CAP simplification process 'close to meaningless' - ICMSA

Denis Drennan, ICMSA president
Denis Drennan, ICMSA president

The Irish Creamery Milk Suppliers' Association (ICMSA) has slammed the current process to simplify the Common Agricultural Policy (CAP).

Denis Drennan, ICMSA president, called on the European Commission and the Minister for Agriculture, Food and Marine Martin Heydon to "spell out exactly what the latest farm policy simplification" means for farmers.

Earlier this week, the European Parliament and the EU Council presidency reached a provisional agreement which aims to ease the administrative burden for farmers under CAP.

The agreement seeks to increase the payments to small farmers, reduce on-the-spot checks and simplify the rules on conditionality.

ICMSA

However, Denis Drennan believes that "the simplification process itself desperately needed simplification".

"There’s no point in anyone pretending on this anymore; this ‘simplification’ process is close to meaningless, and the reality and the evidence suggests that policy and regulations are getting more complicated and harder on farmers by the day.

"There are more rules on farmers today than there was this time last year or five years ago, that is just a fact and ICMSA would challenge anyone to say otherwise," he said.

According to the European Commission’s initial assessment, the proposed simplification measures could lead to annual savings of up to €1.6 billion for farmers and more than €200 million for member states’ administrations.

"Farmers are estimated to save €1.6 billion per annum which sounds significant but is just over €175 per farmer per annum- which puts it into a proper context.

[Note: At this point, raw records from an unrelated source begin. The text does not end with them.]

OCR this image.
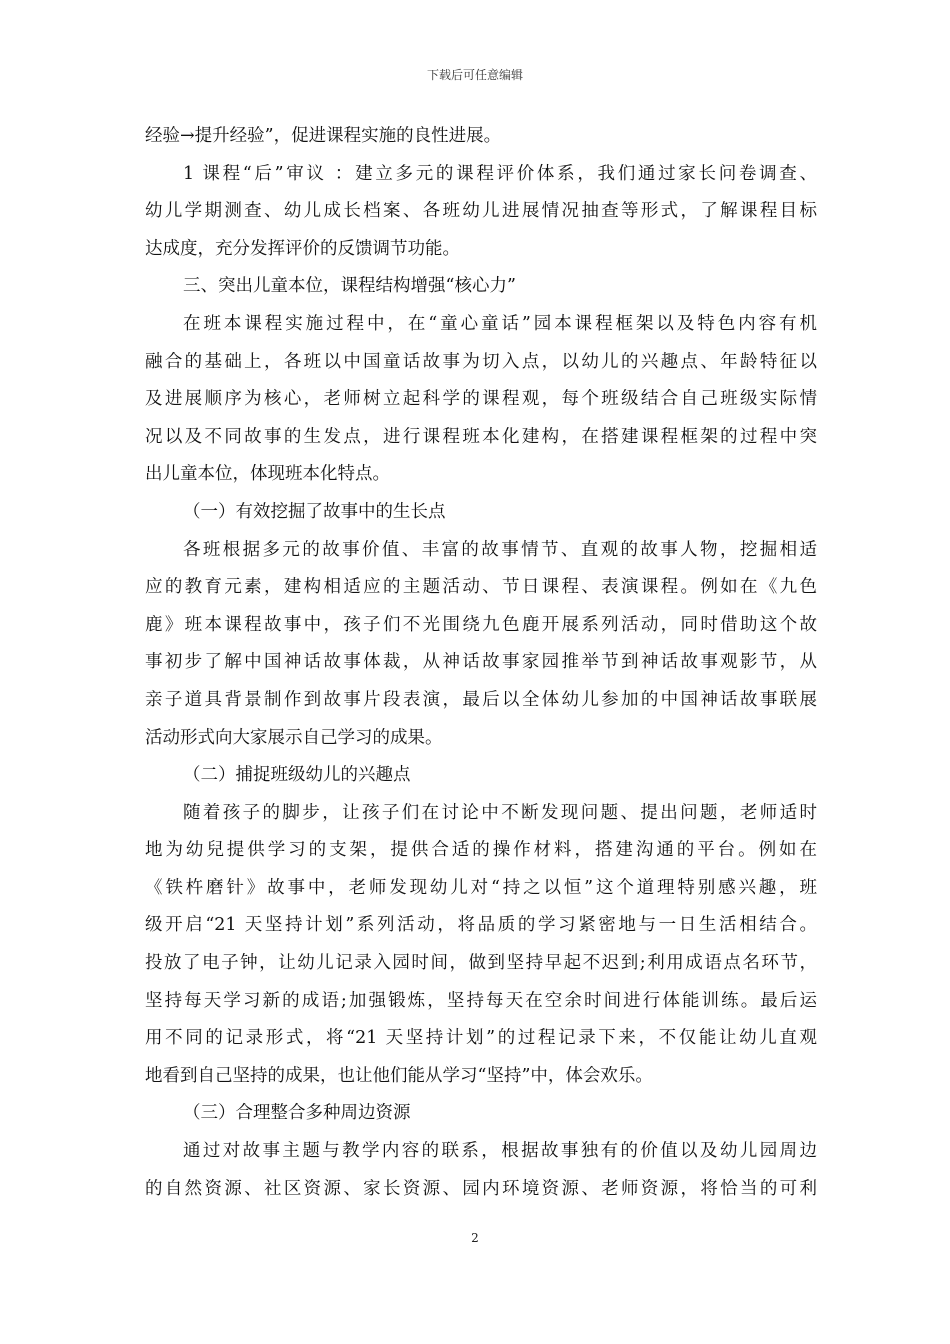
下载后可任意编辑
经验→提升经验”，促进课程实施的良性进展。
1 课程“后”审议 ：建立多元的课程评价体系，我们通过家长问卷调查、
幼儿学期测查、幼儿成长档案、各班幼儿进展情况抽查等形式，了解课程目标
达成度，充分发挥评价的反馈调节功能。
三、突出儿童本位，课程结构增强“核心力”
在班本课程实施过程中，在“童心童话”园本课程框架以及特色内容有机
融合的基础上，各班以中国童话故事为切入点，以幼儿的兴趣点、年龄特征以
及进展顺序为核心，老师树立起科学的课程观，每个班级结合自己班级实际情
况以及不同故事的生发点，进行课程班本化建构，在搭建课程框架的过程中突
出儿童本位，体现班本化特点。
（一）有效挖掘了故事中的生长点
各班根据多元的故事价值、丰富的故事情节、直观的故事人物，挖掘相适
应的教育元素，建构相适应的主题活动、节日课程、表演课程。例如在《九色
鹿》班本课程故事中，孩子们不光围绕九色鹿开展系列活动，同时借助这个故
事初步了解中国神话故事体裁，从神话故事家园推举节到神话故事观影节，从
亲子道具背景制作到故事片段表演，最后以全体幼儿参加的中国神话故事联展
活动形式向大家展示自己学习的成果。
（二）捕捉班级幼儿的兴趣点
随着孩子的脚步，让孩子们在讨论中不断发现问题、提出问题，老师适时
地为幼兒提供学习的支架，提供合适的操作材料，搭建沟通的平台。例如在
《铁杵磨针》故事中，老师发现幼儿对“持之以恒”这个道理特别感兴趣，班
级开启“21 天坚持计划”系列活动，将品质的学习紧密地与一日生活相结合。
投放了电子钟，让幼儿记录入园时间，做到坚持早起不迟到;利用成语点名环节，
坚持每天学习新的成语;加强锻炼，坚持每天在空余时间进行体能训练。最后运
用不同的记录形式，将“21 天坚持计划”的过程记录下来，不仅能让幼儿直观
地看到自己坚持的成果，也让他们能从学习“坚持”中，体会欢乐。
（三）合理整合多种周边资源
通过对故事主题与教学内容的联系，根据故事独有的价值以及幼儿园周边
的自然资源、社区资源、家长资源、园内环境资源、老师资源，将恰当的可利
2
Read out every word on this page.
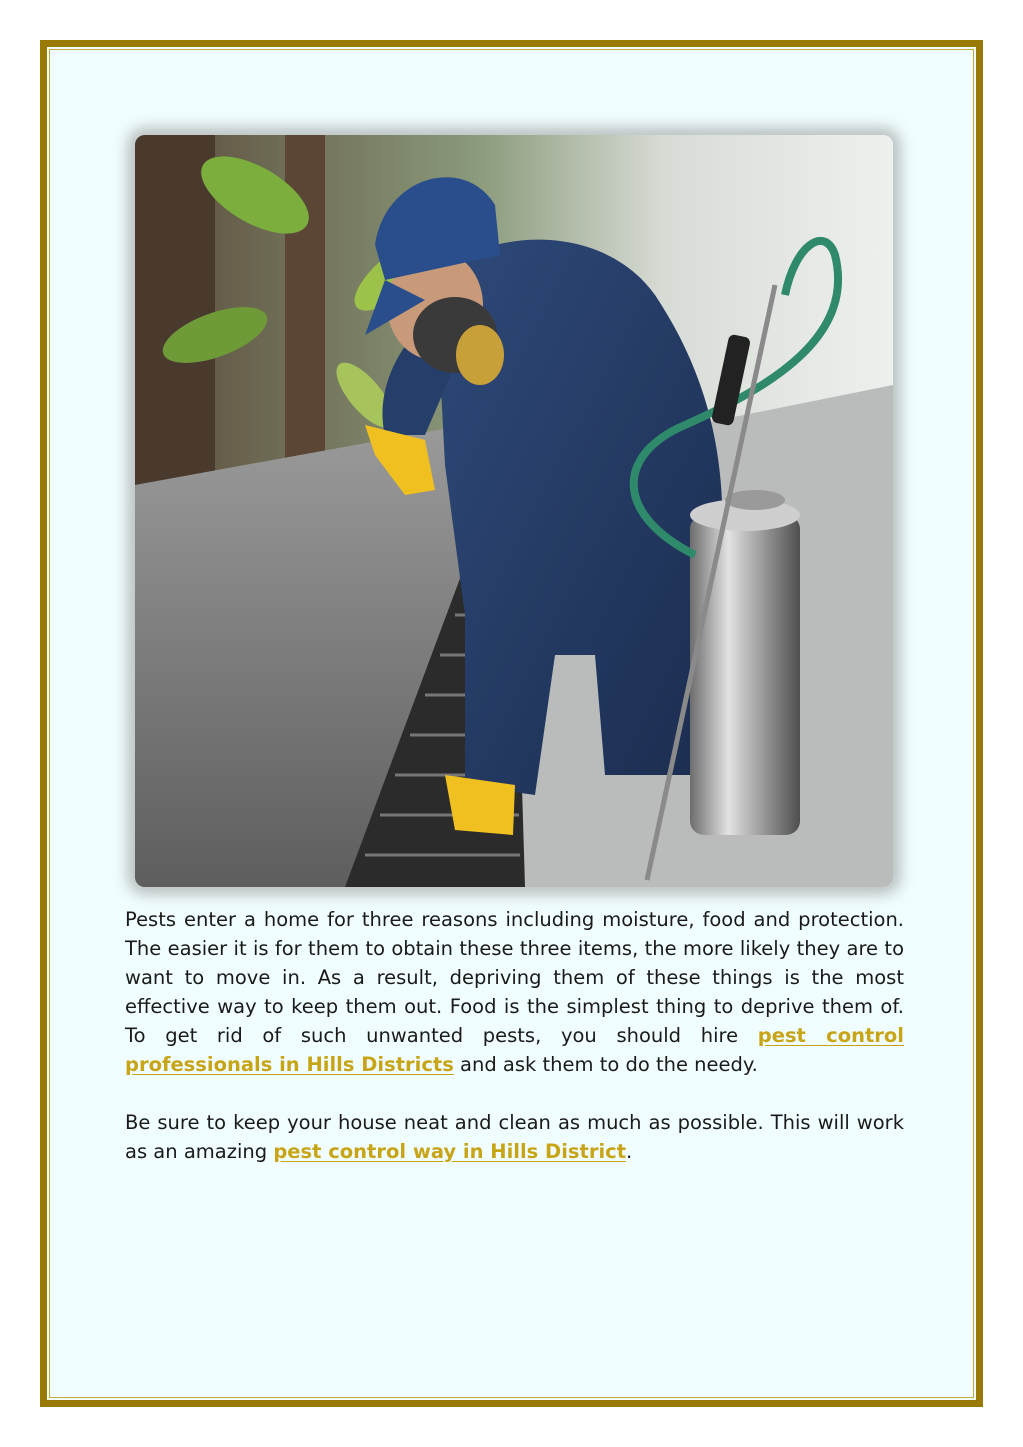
Pests enter a home for three reasons including moisture, food and protection. The easier it is for them to obtain these three items, the more likely they are to want to move in. As a result, depriving them of these things is the most effective way to keep them out. Food is the simplest thing to deprive them of. To get rid of such unwanted pests, you should hire pest control professionals in Hills Districts and ask them to do the needy.

Be sure to keep your house neat and clean as much as possible. This will work as an amazing pest control way in Hills District.
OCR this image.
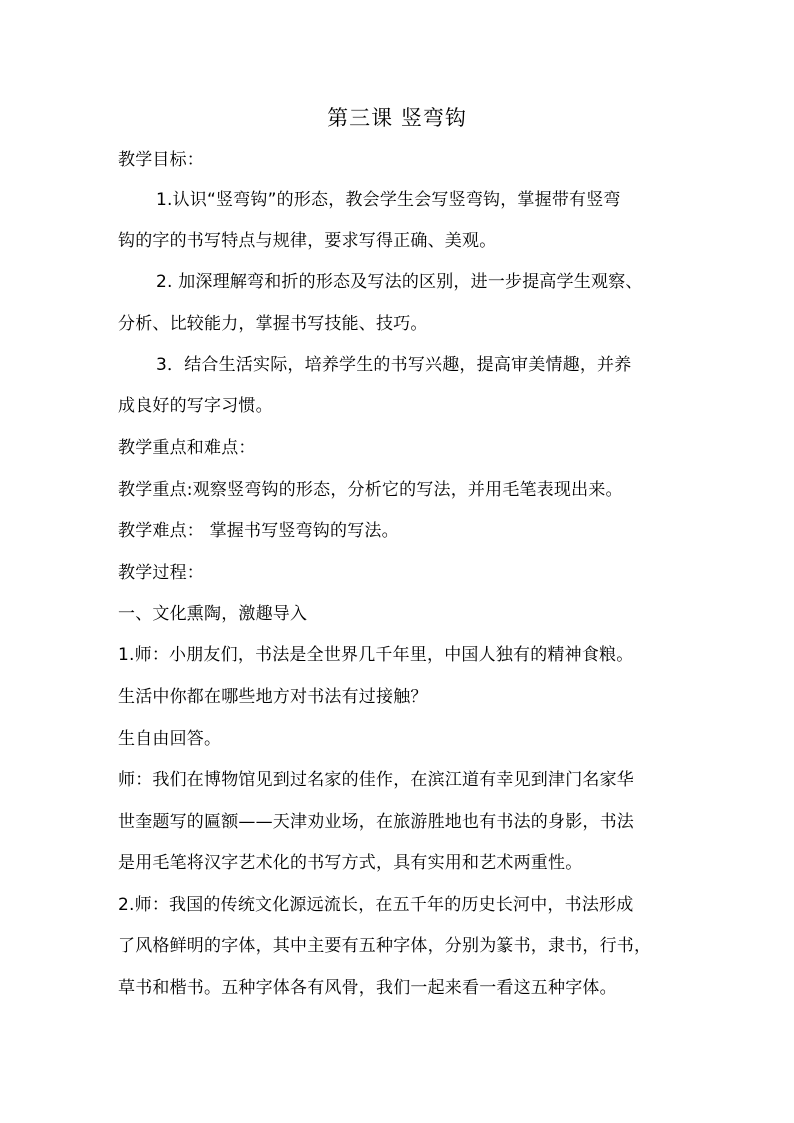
第三课 竖弯钩
教学目标：
1.认识“竖弯钩”的形态，教会学生会写竖弯钩，掌握带有竖弯
钩的字的书写特点与规律，要求写得正确、美观。
2. 加深理解弯和折的形态及写法的区别，进一步提高学生观察、
分析、比较能力，掌握书写技能、技巧。
3．结合生活实际，培养学生的书写兴趣，提高审美情趣，并养
成良好的写字习惯。
教学重点和难点：
教学重点:观察竖弯钩的形态，分析它的写法，并用毛笔表现出来。
教学难点： 掌握书写竖弯钩的写法。
教学过程：
一、文化熏陶，激趣导入
1.师：小朋友们，书法是全世界几千年里，中国人独有的精神食粮。
生活中你都在哪些地方对书法有过接触？
生自由回答。
师：我们在博物馆见到过名家的佳作，在滨江道有幸见到津门名家华
世奎题写的匾额——天津劝业场，在旅游胜地也有书法的身影，书法
是用毛笔将汉字艺术化的书写方式，具有实用和艺术两重性。
2.师：我国的传统文化源远流长，在五千年的历史长河中，书法形成
了风格鲜明的字体，其中主要有五种字体，分别为篆书，隶书，行书，
草书和楷书。五种字体各有风骨，我们一起来看一看这五种字体。
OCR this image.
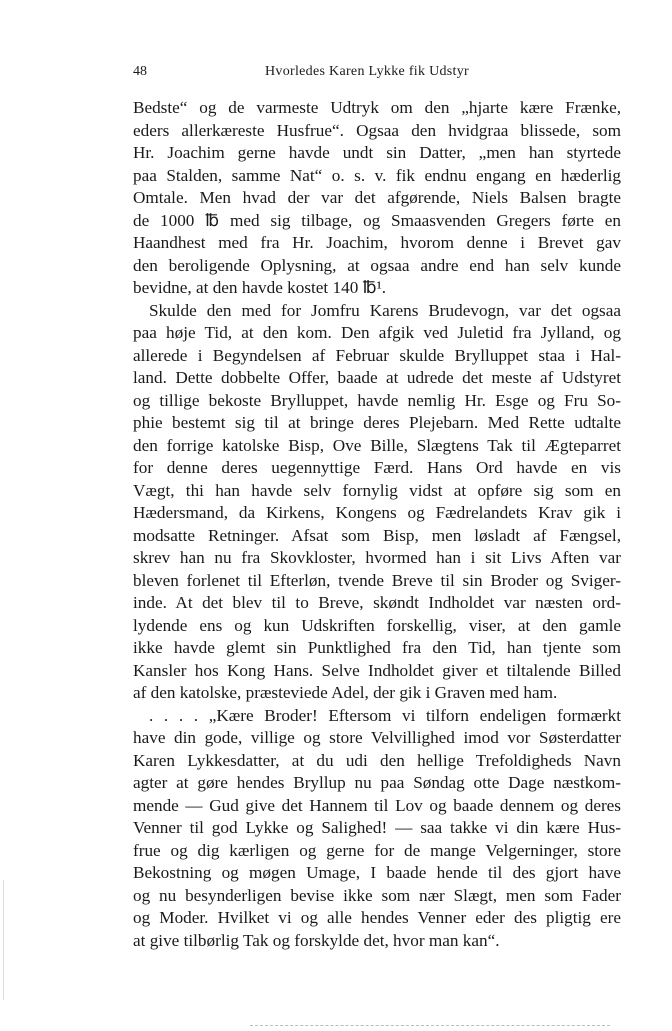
48	Hvorledes Karen Lykke fik Udstyr
Bedste“ og de varmeste Udtryk om den „hjarte kære Frænke,
eders allerkæreste Husfrue“. Ogsaa den hvidgraa blissede, som
Hr. Joachim gerne havde undt sin Datter, „men han styrtede
paa Stalden, samme Nat“ o. s. v. fik endnu engang en hæderlig
Omtale. Men hvad der var det afgørende, Niels Balsen bragte
de 1000 ℔ med sig tilbage, og Smaasvenden Gregers førte en
Haandhest med fra Hr. Joachim, hvorom denne i Brevet gav
den beroligende Oplysning, at ogsaa andre end han selv kunde
bevidne, at den havde kostet 140 ℔¹.
Skulde den med for Jomfru Karens Brudevogn, var det ogsaa
paa høje Tid, at den kom. Den afgik ved Juletid fra Jylland, og
allerede i Begyndelsen af Februar skulde Brylluppet staa i Hal-
land. Dette dobbelte Offer, baade at udrede det meste af Udstyret
og tillige bekoste Brylluppet, havde nemlig Hr. Esge og Fru So-
phie bestemt sig til at bringe deres Plejebarn. Med Rette udtalte
den forrige katolske Bisp, Ove Bille, Slægtens Tak til Ægteparret
for denne deres uegennyttige Færd. Hans Ord havde en vis
Vægt, thi han havde selv fornylig vidst at opføre sig som en
Hædersmand, da Kirkens, Kongens og Fædrelandets Krav gik i
modsatte Retninger. Afsat som Bisp, men løsladt af Fængsel,
skrev han nu fra Skovkloster, hvormed han i sit Livs Aften var
bleven forlenet til Efterløn, tvende Breve til sin Broder og Sviger-
inde. At det blev til to Breve, skøndt Indholdet var næsten ord-
lydende ens og kun Udskriften forskellig, viser, at den gamle
ikke havde glemt sin Punktlighed fra den Tid, han tjente som
Kansler hos Kong Hans. Selve Indholdet giver et tiltalende Billed
af den katolske, præsteviede Adel, der gik i Graven med ham.
. . . . „Kære Broder! Eftersom vi tilforn endeligen formærkt
have din gode, villige og store Velvillighed imod vor Søsterdatter
Karen Lykkesdatter, at du udi den hellige Trefoldigheds Navn
agter at gøre hendes Bryllup nu paa Søndag otte Dage næstkom-
mende — Gud give det Hannem til Lov og baade dennem og deres
Venner til god Lykke og Salighed! — saa takke vi din kære Hus-
frue og dig kærligen og gerne for de mange Velgerninger, store
Bekostning og møgen Umage, I baade hende til des gjort have
og nu besynderligen bevise ikke som nær Slægt, men som Fader
og Moder. Hvilket vi og alle hendes Venner eder des pligtig ere
at give tilbørlig Tak og forskylde det, hvor man kan“.
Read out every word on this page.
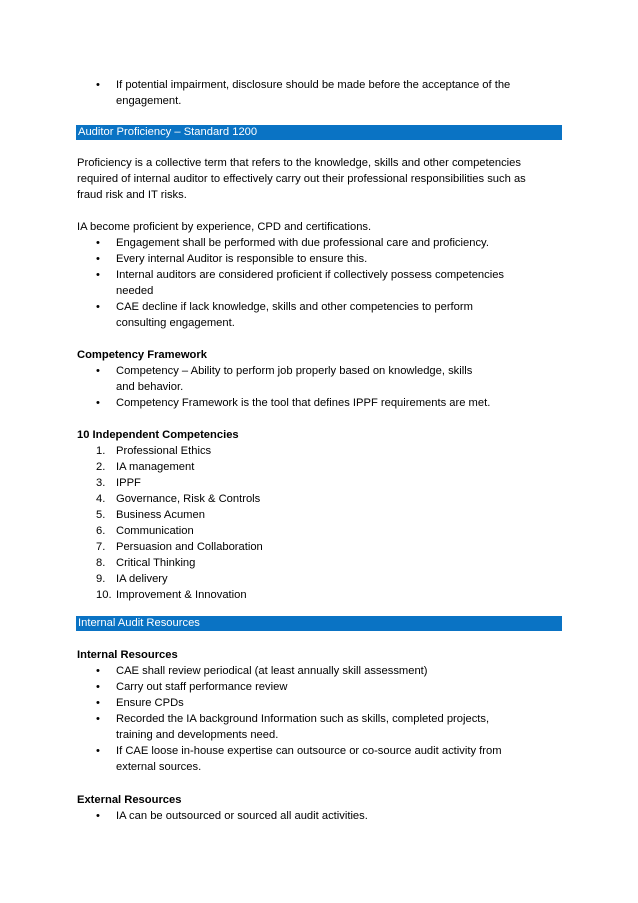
• If potential impairment, disclosure should be made before the acceptance of the
engagement.
Auditor Proficiency – Standard 1200
Proficiency is a collective term that refers to the knowledge, skills and other competencies
required of internal auditor to effectively carry out their professional responsibilities such as
fraud risk and IT risks.
IA become proficient by experience, CPD and certifications.
• Engagement shall be performed with due professional care and proficiency.
• Every internal Auditor is responsible to ensure this.
• Internal auditors are considered proficient if collectively possess competencies
needed
• CAE decline if lack knowledge, skills and other competencies to perform
consulting engagement.
Competency Framework
• Competency – Ability to perform job properly based on knowledge, skills
and behavior.
• Competency Framework is the tool that defines IPPF requirements are met.
10 Independent Competencies
1. Professional Ethics
2. IA management
3. IPPF
4. Governance, Risk & Controls
5. Business Acumen
6. Communication
7. Persuasion and Collaboration
8. Critical Thinking
9. IA delivery
10. Improvement & Innovation
Internal Audit Resources
Internal Resources
• CAE shall review periodical (at least annually skill assessment)
• Carry out staff performance review
• Ensure CPDs
• Recorded the IA background Information such as skills, completed projects,
training and developments need.
• If CAE loose in-house expertise can outsource or co-source audit activity from
external sources.
External Resources
• IA can be outsourced or sourced all audit activities.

"Even at this, ICMSA believes that the basis for these figures need to be published and we are not convinced at all that even these paltry figures are the reality," Drennan said.

CAP

The ICMSA president claimed that the EU Commission "is simply playing games with farmers and were spinning ‘simplification’ while simultaneously making rules more complicated".

"There might be simplification for the civil servants involved, but there was precious little evidence of simplification for the farmers working within the process.

"This level of complexity matters much more than non-farmers imagine.

"If a civil servant makes a mistake in administering a farmer’s individual Basic Income Support for Sustainability (BISS) Scheme then it’s a ‘clerical error’, if a farmer makes an error in his or her application than it’s treated as fraud.

"Nothing has improved at farm level while we have seen whole new regulations to veterinary medicines, the EU Deforestation Regulation (EUDR), GAEC 2 and the upcoming Nature Restoration Law, to name just the most obvious," he said.

Drennan called for the delivery of "a level of simplification that will make a difference to the farmer producing the food on a daily basis".

“We have people at national and EU level talking about simplification while busily engaging in complication and it needs to stop.

"Farmers are genuinely terrified of making any mistakes and as the system becomes more complicated those levels of fear just grow and grow," he said.